One of my motivations for getting into computer vision was to create 3D models of my cats. I’m not alone in my fascination with these regal creatures, they have captivated some of the best of minds. So, in this post I’m going to share some fun ideas in computer vision through the medium of cats. Naturally, Eve and Peek-a-boo, my feline friends, are going to feature in the post.
Aspects of Perception
The earliest known research paper in computer vision that features a cat dates back to 1954 1. It is a formative paper in psychology that deals with human perception. The author, Fred Attneave, demonstrated through his work that most of the information received by any higher organism like us is actually redundant. This means we only need a fraction of the stimulus we receive to understand the world around us.
He illustrated this fact using, you guessed it, a sleeping cat.
He picked just those points in the image of a sleeping cat at which the direction of its contour changes rapidly, in other words the curviest points of the picture.
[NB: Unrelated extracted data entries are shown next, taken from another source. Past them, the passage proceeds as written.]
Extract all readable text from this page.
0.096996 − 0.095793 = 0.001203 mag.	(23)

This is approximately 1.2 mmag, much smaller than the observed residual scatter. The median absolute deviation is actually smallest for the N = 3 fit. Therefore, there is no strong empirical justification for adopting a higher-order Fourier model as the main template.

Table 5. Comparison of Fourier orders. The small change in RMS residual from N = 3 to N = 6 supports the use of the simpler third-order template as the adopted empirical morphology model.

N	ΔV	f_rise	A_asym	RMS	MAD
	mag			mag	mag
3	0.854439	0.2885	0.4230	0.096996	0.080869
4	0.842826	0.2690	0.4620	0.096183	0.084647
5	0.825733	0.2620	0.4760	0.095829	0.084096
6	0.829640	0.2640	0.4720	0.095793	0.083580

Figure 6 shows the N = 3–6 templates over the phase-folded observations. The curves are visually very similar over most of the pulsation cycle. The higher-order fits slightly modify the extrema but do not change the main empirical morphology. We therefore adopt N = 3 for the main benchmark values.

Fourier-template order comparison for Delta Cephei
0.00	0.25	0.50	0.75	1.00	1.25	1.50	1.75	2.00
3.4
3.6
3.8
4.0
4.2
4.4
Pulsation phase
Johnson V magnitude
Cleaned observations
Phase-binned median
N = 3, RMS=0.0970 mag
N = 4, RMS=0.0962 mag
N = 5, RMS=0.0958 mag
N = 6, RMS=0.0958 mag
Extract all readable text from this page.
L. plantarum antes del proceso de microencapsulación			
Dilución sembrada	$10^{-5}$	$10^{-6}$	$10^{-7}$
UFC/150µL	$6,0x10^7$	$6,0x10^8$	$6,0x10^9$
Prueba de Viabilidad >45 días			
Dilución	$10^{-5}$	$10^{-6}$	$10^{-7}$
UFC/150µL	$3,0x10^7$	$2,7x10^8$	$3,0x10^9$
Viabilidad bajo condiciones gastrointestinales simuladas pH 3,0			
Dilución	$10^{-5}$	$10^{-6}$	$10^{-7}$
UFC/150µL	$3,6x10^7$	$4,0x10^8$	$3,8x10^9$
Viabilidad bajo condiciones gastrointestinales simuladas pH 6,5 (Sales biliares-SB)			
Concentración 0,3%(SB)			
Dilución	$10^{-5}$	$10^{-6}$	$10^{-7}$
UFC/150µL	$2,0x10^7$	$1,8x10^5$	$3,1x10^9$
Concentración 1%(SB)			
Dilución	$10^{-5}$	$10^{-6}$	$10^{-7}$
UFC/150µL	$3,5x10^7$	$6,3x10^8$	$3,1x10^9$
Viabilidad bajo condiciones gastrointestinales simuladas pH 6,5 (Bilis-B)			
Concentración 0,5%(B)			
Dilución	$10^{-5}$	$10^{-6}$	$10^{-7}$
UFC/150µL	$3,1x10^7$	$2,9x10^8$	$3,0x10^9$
He then connected them with appropriate straight lines to demonstrate that the cat can be represented with great economy, and fairly striking fidelity with a very low amount of information (there are only 38 points in this picture).
This was such an interesting result that I had to verify Attneave’s claims for myself. Here are the images of my fur babies Peekaboo and Eve for reference.
I used the laplacian operator as a proxy for curvature and then thresholded the result to the top 1% of the curviest pixels.
Aspects of Purr-ception: Pixels with curvature in the top 1%
Even though I haven’t connected the points with straight line edges, we can clearly see outline of the furry fiends. With just 1% of the information, we can deduce their identity, even their posture (and maybe even their nefarious intentions).
Attneave essentially demonstrated that sketches pack a punch in terms of information. While we’re on the subject of sketches, I want to show you this cute paper from Google Brain, the research division of Google AI.
Sketch-RNN
Sketch-RNN2 is a recurrent neural network that is able to construct stroke-based drawings of common objects.
In the animation you see, I just drew the black circle and sketch-rnn is doing the rest of the work. I was mesmerized by the drawings and I let sketch-rnn run for way longer than I initially intended to. I’m sure you’ll do too!
Instead of viewing the image as a grid of pixels like a CNN does, sketch-RNN looks at sketches as a sequence of strokes and based on its training data, Sketch-RNN predicts how my initial strokes, in this case a circle, will evolve.
Taking this one step further, can we convert our AI-generated sketches into an RGB picture? Yes we can!
Sketch to Photograph by Pix2Pix
Pix2Pix3 is a generative adversarial network, or a GAN from UC Berkeley.
A GAN consists of two neural networks, one that is trained to distinguish between real and fake and the other that is trained to fool the first. This allows a GAN to produce new images that are very “real” in a sense. GANs can be applied to a variety of tasks and have become really popular.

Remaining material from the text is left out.